Jessica Latorre n’a pas répondu aux alertes qu’elle lui a toutefois adressées assure la défense qui plaide l’acquittement en raison de la sincérité qui était la sienne. Me Roland Marmillot porte la parole de Michel Bouzar, un homme qui est « dans la position de celui que tout accuse ». « Ce miséreux a été confronté à un enchaînement de maladresses et de rudoiement qui, sans qu’il en ait conscience, ont conduit à l’issue fatale« …

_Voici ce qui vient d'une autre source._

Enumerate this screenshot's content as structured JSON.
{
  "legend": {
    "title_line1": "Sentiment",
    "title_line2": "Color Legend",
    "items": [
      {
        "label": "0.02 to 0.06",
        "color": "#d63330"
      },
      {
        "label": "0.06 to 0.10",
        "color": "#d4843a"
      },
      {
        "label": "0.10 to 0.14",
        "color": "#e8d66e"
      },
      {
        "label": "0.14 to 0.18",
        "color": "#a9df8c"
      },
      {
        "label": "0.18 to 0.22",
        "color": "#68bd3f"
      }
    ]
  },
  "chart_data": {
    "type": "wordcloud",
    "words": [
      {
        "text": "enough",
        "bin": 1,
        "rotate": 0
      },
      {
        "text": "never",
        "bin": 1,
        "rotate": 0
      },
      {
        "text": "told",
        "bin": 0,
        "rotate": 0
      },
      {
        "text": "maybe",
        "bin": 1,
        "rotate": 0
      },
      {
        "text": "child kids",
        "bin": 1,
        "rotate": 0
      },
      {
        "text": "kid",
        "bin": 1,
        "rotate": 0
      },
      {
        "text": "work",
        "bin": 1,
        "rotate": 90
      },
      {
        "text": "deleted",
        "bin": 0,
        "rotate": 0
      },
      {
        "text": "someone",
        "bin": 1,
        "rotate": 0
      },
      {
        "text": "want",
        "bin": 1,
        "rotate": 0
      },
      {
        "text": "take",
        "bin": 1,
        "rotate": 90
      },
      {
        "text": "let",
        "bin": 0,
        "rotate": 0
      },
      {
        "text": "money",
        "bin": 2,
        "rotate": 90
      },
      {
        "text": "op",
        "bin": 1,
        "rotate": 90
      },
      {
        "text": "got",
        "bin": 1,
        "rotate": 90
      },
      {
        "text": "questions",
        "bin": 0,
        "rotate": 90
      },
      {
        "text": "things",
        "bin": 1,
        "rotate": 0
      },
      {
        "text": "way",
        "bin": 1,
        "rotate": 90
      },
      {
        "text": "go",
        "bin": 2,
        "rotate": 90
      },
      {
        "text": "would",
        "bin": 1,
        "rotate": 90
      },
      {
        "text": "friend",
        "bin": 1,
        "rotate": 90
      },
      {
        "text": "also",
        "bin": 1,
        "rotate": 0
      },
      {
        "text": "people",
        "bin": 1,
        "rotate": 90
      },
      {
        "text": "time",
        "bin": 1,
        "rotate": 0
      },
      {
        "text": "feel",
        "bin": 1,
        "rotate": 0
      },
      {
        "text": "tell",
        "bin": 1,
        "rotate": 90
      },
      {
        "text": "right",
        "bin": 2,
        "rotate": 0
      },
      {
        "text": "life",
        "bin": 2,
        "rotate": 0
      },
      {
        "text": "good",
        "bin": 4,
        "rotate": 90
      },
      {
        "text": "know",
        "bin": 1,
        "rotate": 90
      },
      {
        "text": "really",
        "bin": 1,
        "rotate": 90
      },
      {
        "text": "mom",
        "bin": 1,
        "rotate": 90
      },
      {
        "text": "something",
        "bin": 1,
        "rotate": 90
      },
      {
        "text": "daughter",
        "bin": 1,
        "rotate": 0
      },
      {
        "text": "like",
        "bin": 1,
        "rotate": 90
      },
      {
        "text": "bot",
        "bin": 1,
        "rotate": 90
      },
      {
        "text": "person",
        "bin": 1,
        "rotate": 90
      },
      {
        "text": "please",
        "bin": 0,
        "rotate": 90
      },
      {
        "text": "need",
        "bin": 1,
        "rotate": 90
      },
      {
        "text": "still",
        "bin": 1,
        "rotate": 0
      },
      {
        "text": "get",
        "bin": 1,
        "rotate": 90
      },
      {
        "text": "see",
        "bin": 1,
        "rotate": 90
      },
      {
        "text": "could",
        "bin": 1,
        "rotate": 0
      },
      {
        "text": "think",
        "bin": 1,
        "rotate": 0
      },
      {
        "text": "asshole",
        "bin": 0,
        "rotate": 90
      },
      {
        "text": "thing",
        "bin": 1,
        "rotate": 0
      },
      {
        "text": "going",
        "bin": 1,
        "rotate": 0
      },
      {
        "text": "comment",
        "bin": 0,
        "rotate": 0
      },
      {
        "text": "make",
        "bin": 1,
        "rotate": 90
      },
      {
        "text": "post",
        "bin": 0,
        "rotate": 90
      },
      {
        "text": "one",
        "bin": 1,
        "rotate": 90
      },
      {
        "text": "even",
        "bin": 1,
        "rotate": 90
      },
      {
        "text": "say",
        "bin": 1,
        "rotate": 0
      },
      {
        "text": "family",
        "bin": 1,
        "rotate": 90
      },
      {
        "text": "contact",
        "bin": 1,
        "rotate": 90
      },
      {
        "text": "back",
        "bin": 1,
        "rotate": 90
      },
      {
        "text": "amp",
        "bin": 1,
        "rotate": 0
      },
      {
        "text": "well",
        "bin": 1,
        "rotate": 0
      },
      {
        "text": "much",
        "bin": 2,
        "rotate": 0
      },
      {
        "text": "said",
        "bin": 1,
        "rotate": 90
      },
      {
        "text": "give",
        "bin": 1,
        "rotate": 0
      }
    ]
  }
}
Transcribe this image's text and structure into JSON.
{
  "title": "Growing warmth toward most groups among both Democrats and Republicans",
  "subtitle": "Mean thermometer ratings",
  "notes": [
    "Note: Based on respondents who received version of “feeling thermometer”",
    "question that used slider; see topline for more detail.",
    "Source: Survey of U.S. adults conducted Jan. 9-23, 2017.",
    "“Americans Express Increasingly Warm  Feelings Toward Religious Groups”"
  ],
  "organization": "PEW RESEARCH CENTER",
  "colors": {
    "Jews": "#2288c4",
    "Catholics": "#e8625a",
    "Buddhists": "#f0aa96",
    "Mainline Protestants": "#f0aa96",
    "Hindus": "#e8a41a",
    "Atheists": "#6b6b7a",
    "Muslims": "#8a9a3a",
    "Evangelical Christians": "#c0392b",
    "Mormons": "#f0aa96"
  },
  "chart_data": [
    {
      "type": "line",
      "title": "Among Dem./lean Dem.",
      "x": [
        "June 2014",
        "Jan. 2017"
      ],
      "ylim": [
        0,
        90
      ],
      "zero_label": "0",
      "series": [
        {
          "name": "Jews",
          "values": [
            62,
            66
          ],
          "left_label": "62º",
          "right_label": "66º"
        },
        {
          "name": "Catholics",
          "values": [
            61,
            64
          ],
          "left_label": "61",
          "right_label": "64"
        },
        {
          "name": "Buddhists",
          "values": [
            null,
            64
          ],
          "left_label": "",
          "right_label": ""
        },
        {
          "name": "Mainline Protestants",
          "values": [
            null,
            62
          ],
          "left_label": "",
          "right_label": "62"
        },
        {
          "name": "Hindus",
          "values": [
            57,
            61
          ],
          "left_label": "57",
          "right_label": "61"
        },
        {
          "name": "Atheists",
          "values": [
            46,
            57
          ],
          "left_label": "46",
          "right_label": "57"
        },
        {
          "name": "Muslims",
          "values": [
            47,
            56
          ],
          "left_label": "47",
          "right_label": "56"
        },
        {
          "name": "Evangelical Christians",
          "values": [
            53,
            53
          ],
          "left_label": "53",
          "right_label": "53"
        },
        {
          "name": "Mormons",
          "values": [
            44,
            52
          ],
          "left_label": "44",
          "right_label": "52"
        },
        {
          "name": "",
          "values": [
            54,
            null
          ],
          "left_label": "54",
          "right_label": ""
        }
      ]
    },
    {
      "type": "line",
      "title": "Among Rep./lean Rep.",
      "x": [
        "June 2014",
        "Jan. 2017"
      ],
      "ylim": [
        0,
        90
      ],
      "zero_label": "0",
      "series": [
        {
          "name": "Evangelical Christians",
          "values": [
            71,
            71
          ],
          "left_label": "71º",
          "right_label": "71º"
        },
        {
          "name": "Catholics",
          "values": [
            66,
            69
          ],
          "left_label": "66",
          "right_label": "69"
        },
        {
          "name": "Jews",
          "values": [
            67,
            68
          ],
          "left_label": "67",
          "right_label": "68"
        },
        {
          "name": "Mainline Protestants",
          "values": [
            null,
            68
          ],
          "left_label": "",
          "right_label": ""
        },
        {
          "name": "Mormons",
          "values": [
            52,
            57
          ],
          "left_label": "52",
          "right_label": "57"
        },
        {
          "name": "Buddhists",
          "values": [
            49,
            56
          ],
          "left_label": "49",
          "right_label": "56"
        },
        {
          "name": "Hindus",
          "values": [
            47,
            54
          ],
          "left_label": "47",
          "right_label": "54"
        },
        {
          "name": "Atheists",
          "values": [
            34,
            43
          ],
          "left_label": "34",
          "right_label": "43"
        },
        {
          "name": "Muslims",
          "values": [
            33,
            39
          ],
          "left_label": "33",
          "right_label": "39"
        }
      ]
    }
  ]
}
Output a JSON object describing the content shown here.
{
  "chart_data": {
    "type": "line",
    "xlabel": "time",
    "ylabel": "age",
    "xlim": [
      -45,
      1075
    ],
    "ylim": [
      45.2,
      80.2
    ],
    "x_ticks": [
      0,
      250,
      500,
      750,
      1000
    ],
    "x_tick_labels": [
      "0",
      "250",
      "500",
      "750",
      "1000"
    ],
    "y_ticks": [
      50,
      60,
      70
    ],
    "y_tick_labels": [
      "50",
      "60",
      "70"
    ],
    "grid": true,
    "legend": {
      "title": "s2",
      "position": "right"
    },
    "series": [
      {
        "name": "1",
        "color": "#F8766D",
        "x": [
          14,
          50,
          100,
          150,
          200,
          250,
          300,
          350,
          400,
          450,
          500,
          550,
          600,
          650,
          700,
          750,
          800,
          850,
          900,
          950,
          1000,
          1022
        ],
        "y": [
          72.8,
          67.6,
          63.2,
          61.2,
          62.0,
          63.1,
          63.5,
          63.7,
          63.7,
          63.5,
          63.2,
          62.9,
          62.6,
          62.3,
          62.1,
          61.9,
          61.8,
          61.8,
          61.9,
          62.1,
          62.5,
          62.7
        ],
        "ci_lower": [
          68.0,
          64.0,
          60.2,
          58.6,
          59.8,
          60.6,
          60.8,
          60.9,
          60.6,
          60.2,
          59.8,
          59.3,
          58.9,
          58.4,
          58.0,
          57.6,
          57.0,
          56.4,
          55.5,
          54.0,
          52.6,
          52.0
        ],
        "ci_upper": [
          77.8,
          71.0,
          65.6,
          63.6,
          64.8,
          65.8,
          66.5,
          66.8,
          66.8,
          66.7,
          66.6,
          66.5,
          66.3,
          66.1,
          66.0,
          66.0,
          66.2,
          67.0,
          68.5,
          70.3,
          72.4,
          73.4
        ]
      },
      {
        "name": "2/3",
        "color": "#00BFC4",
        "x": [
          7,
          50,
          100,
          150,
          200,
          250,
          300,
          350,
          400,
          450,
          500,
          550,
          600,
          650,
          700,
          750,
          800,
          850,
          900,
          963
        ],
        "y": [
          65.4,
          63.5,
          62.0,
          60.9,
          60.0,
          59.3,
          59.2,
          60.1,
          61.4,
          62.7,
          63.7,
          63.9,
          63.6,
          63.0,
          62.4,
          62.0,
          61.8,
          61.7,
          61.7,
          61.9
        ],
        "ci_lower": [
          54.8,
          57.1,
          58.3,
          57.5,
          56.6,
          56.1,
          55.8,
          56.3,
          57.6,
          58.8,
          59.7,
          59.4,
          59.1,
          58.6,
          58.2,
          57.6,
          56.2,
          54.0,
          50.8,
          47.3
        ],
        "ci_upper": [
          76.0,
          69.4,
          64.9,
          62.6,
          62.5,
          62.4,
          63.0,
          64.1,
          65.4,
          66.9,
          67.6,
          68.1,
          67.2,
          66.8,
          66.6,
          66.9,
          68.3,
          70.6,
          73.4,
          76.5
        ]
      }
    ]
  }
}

« Il a avoué pour autrui car il ne peut se résoudre à dénoncer la femme qu’il aime encore et qui est la mère de ses deux enfants » glisse l’avocat dans un exercice difficile. « Envisagez pour lui un temps d’espoir » conclut l’avocat, demandant ainsi aux jurés un peu de clémence pour cet homme qui au terme des débats a déclaré en pleurs : « en fin de compte je m’aperçois que j’ai pas compris, j’ai pas fait peut-être les gestes qu’il fallait, je sais pas, je sais rien« .

Après en avoir délibéré, la Cour d’assises a reconnu coupable Michel Bouzar des faits de violence et le condamne à la peine requise de 20 ans de réclusion criminelle. Alicia Latorre, acquittée pour les violences, est déclarée coupable de ne pas avoir dénoncé les mauvais traitements et de non-assistance à personne en danger.

La cour qui retient une altération du discernement lui inflige une peine de 3 ans de prison. Jessica Latorre est relaxée.